Brawler - The heavy-weights. Think 3D, Samoa Joe, Khali and Scott Steiner (Big Poppa Pump). Brawler moves are very power-oriented with powerbombs, bodyslams and suplexes featuring heavily (excuse the pun) in the matches.
Technical - Technical wrestlers tend to be more about speed than power. Wrestlers such as AJ Styles, Bret Hart and John Cena are all known for their technical ability and use speedy moves and lots of switching.
Flyers - These are perhaps the crowd-pleasers in any wrestling show. The ones who think nothing of launching themselves off the top rope to land on someone who may or may not have moved by then.
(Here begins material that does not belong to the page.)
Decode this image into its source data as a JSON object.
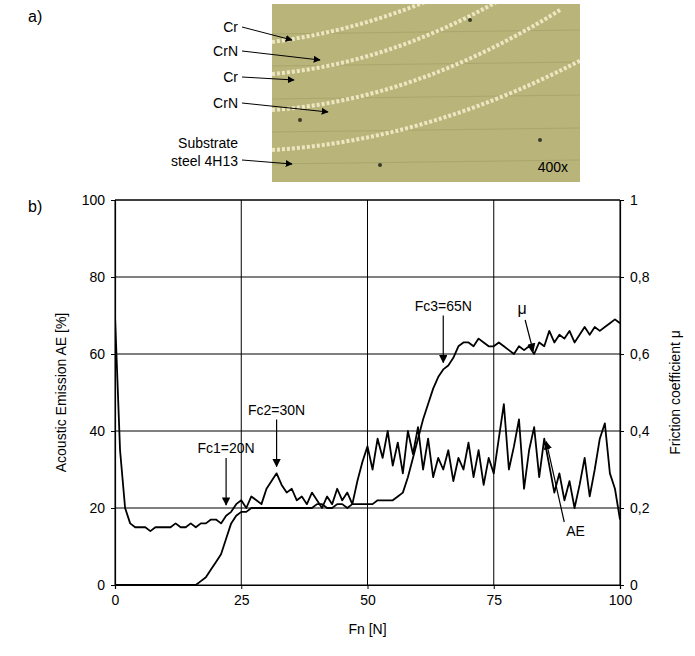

The Hardy Boyz - Jeff in particular - are well-known 'flyboys'. top-rope legdrops, moonsaults and hurricanranas all feature in a flyer's repertoire.
Heel/Villan - speaks for itself, the Heels are the bad guys of the match. they're the ones who will distract the Referee while throtting their opponent on the rope; or drag somebody around by their hair despite repeated public warnings. The wrestlers the crowd love to hate.
Face/Blue-Eye - The favourites. Blue-Eyes get the crowd going and encourage the booing of their opponent. Nearly always technicals or flyers, Faces will usually be the more showy of the wrestlers, with lots of playing up to the crowd to get the chants going. Of course, such behavior only serves to anger the Heel...
Don't worry too much about choosing your character to begin with. You may well find that it changes as you progress, perhaps lose weight, or gain muscle; besides which, a Heel may find they have to turn Face to go against a bigger Heel, so it's worth learning all aspects of different characters.
Concentrate on your training and listen to your Coach, they have been through the ranks and have earned your respect; they are now imparting their extensive knowledge onto the next generation of wrestlers.
FAQs of wrestling
I'm not strong/fit enough to wrestle In reality, there's no such thing. Your strength and fitness will come as you train; and you can adapt moves to overcompensate if you feel you are lacking in one area.
I've got previous injuries/weak joints/medical condition This shouldn't matter if you use the proper supports. speak to your Coach and he or she will be able to advise you as to the best. Making your Coach aware of such injuries will also help them tailor your training to suit you.
How soon will I be on a show? This will all depend on how you progress. The more effort you put in, the sooner you're likely to get in a show. Your Coach will tell you when he/she thinks you're ready, not the other way around.
Do I need any special equipment or clothing? The use of elbow and knee pads is always recommended, as are comfortable clothing and, if possible, proper wrestling/boxing boots.